À terre un chapiteau au décor d'aigle, à la pierre plus grande que soi, qu'on touche des mains d'un bonheur neuf. Il n'y a plus d'ensemble dans les ruines, seulement des fragments que l'imaginaire recompose, on cherche les possibles, de ces colonnes en courbes aux arcades qui tentent un mouvement vite arrêté. À côté des restes de l'église, ceux du palais de Nersès, pierres alignées qui furent des espaces à vivre. On marche encore, on cherche le filigrane des anges peut-être, mais rien que le fracas des pierres immenses contre le corps, contre la mémoire, dans la grandeur défaite. Au loin, des rideaux de peupliers bruissent dans l'air du soir.

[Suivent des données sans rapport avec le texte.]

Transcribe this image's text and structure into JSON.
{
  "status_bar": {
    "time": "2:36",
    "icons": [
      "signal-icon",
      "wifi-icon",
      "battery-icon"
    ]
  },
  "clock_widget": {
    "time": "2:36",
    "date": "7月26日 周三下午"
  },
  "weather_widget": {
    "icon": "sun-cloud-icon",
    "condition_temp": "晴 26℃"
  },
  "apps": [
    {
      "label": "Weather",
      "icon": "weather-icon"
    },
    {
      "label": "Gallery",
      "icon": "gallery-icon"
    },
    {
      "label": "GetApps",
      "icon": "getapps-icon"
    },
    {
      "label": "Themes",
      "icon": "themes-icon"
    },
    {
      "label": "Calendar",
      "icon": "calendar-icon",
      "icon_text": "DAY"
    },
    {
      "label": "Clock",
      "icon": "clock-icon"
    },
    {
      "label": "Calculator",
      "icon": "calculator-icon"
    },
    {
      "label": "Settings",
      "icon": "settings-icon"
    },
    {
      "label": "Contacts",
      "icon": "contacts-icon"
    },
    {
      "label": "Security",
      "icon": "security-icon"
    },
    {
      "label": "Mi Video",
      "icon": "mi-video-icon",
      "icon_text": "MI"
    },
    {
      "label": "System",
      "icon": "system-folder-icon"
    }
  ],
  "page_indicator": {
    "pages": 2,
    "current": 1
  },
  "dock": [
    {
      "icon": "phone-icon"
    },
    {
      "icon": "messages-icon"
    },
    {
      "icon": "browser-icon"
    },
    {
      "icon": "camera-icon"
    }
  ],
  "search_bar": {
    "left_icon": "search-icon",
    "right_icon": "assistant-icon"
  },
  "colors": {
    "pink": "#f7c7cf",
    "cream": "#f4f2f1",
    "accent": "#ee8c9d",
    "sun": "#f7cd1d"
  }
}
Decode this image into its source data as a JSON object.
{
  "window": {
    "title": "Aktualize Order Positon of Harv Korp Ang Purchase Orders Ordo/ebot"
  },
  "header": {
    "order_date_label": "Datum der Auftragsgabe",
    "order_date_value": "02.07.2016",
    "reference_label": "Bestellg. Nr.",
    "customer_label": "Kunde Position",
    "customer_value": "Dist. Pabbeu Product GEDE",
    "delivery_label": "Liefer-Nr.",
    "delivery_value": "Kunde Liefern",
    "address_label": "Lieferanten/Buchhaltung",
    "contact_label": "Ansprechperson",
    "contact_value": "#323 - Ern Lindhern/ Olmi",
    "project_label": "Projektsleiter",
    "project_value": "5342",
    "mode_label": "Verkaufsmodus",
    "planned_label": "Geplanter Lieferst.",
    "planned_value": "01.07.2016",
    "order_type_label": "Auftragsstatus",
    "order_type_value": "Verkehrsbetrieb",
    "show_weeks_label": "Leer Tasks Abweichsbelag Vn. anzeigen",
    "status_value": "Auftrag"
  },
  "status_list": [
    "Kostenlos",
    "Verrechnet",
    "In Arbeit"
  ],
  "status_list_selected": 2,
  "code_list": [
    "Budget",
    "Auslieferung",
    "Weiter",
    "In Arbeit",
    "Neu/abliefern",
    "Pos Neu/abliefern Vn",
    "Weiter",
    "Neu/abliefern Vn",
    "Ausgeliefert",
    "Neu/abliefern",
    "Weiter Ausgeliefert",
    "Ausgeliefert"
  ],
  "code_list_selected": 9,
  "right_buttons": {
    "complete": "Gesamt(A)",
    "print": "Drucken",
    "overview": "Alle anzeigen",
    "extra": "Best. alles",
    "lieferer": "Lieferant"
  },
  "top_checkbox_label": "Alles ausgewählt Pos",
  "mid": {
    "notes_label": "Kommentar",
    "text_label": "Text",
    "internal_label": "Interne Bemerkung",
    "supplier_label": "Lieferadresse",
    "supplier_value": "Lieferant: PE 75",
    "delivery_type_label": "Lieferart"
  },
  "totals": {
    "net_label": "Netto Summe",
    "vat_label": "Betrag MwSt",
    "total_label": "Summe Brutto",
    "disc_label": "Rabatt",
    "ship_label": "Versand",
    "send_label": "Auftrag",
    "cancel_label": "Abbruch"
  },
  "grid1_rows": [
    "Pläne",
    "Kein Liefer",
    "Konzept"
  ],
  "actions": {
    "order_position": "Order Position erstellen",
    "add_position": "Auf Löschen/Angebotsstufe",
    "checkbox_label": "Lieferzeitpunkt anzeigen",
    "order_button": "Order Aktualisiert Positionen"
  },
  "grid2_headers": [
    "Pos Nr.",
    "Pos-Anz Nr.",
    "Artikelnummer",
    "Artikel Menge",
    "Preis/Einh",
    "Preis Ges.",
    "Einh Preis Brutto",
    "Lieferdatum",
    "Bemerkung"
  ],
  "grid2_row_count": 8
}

Retour au bus. Achot est attablé au café voisin. D'un air narquois, il invite Sona à le rejoindre, qui refuse. Nous l'attendons, un long moment. Je m'approche d'elle, nous parlons du voyage, de l'agence. Non elle ne connaît pas Achot, non ce n'est pas très payé, oui elle a été contactée juste une semaine avant le départ par H.S., non elle ne sait pas combien Achot est payé, non ils n'ont pas vraiment de budget pour se loger... Elle dit d'un sourire fatigué: "Je voudrais faire au mieux". J'explique le contrat avec l'agence, les coûts, que c'est au guide à faire les choix, avec nous... Elle semble frissonner soudain. Je me tais.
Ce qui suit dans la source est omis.